The US government accidentally made public a secret report detailing its nuclear sites, programs and even exact locations of nuclear stockpiles, The New York Times reported on Wednesday.
"The federal government mistakenly made public (the) 266-page report," the Times reported, noting that the blunder was revealed on Monday in an online newsletter about federal secrecy.
"That set off a debate among nuclear experts about what dangers, if any, the disclosures posed.
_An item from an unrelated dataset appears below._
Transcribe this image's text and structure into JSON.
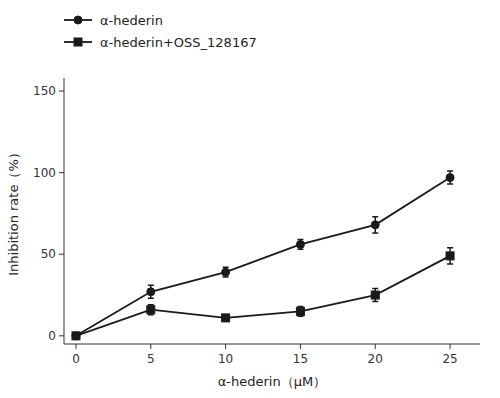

It also prompted a flurry of investigations in Washington into why the document had been made public," the Times said, adding that by late on Tuesday "after inquiries from The New York Times, the document was withdrawn from a Government Printing Office Web site".
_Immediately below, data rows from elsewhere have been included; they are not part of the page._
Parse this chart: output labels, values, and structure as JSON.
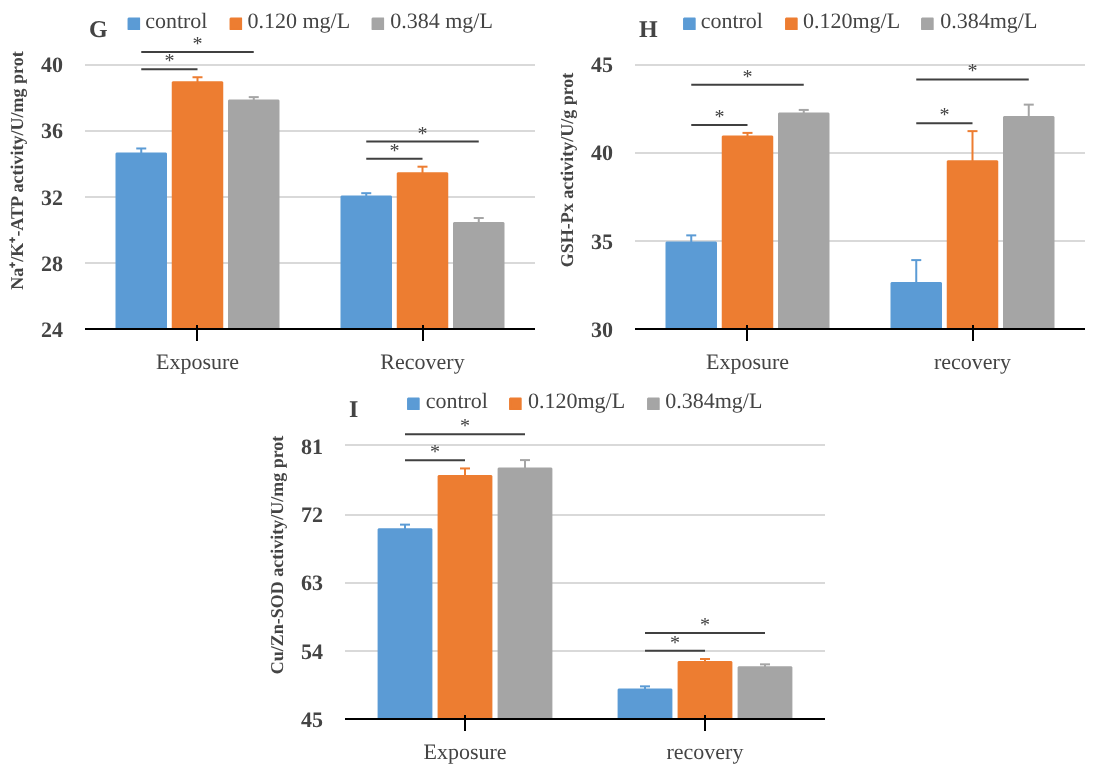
{
  "chart_data": [
    {
      "type": "bar",
      "title": "G",
      "ylabel": "Na⁺/K⁺-ATP activity/U/mg prot",
      "categories": [
        "Exposure",
        "Recovery"
      ],
      "ylim": [
        24,
        40
      ],
      "yticks": [
        24,
        28,
        32,
        36,
        40
      ],
      "grid": "y",
      "legend": "top",
      "series": [
        {
          "name": "control",
          "color": "#5b9bd5",
          "values": [
            34.6,
            32.0
          ],
          "errors": [
            0.3,
            0.2
          ]
        },
        {
          "name": "0.120 mg/L",
          "color": "#ed7d31",
          "values": [
            38.9,
            33.4
          ],
          "errors": [
            0.3,
            0.4
          ]
        },
        {
          "name": "0.384 mg/L",
          "color": "#a5a5a5",
          "values": [
            37.8,
            30.4
          ],
          "errors": [
            0.2,
            0.3
          ]
        }
      ],
      "annotations": [
        "*",
        "*",
        "*",
        "*"
      ]
    },
    {
      "type": "bar",
      "title": "H",
      "ylabel": "GSH-Px activity/U/g prot",
      "categories": [
        "Exposure",
        "recovery"
      ],
      "ylim": [
        30,
        45
      ],
      "yticks": [
        30,
        35,
        40,
        45
      ],
      "grid": "y",
      "legend": "top",
      "series": [
        {
          "name": "control",
          "color": "#5b9bd5",
          "values": [
            34.9,
            32.6
          ],
          "errors": [
            0.4,
            1.3
          ]
        },
        {
          "name": "0.120mg/L",
          "color": "#ed7d31",
          "values": [
            40.9,
            39.5
          ],
          "errors": [
            0.2,
            1.7
          ]
        },
        {
          "name": "0.384mg/L",
          "color": "#a5a5a5",
          "values": [
            42.2,
            42.0
          ],
          "errors": [
            0.2,
            0.7
          ]
        }
      ],
      "annotations": [
        "*",
        "*",
        "*",
        "*"
      ]
    },
    {
      "type": "bar",
      "title": "I",
      "ylabel": "Cu/Zn-SOD activity/U/mg prot",
      "categories": [
        "Exposure",
        "recovery"
      ],
      "ylim": [
        45,
        81
      ],
      "yticks": [
        45,
        54,
        63,
        72,
        81
      ],
      "grid": "y",
      "legend": "top",
      "series": [
        {
          "name": "control",
          "color": "#5b9bd5",
          "values": [
            70.0,
            48.9
          ],
          "errors": [
            0.6,
            0.4
          ]
        },
        {
          "name": "0.120mg/L",
          "color": "#ed7d31",
          "values": [
            77.0,
            52.5
          ],
          "errors": [
            1.0,
            0.4
          ]
        },
        {
          "name": "0.384mg/L",
          "color": "#a5a5a5",
          "values": [
            78.0,
            51.8
          ],
          "errors": [
            1.1,
            0.4
          ]
        }
      ],
      "annotations": [
        "*",
        "*",
        "*",
        "*"
      ]
    }
  ]
}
House Speaker Nancy Pelosi said on Wednesday she had called for an investigation into the incident.
"The disclosure of information related to nuclear facilities suggests that the current system does not provide adequate review and safeguards," she said in a statement.
"Accordingly, I have asked the Government Accountability Office to investigate immediately what led to the disclosure of this information and to make recommendations to prevent a similar disclosure in the future."
Several analysts said the security breach was not devastating "given that the general outlines of the most sensitive information were already known publicly," the report said.
"These screw-ups happen," the Times quoted John Deutch, a former director of central intelligence now a professor at the Massachusetts Institute of Technology, as saying. "It's going further than I would have gone but doesn't look like a serious breach."
The information was described as "confidential but not classified," the Times added.
David Albright, of the Institute for Science and International Security here, told the paper however that making the locations of nuclear material available "can provide thieves or terrorists inside information that can help them seize the material, which is why that kind of data is not given out".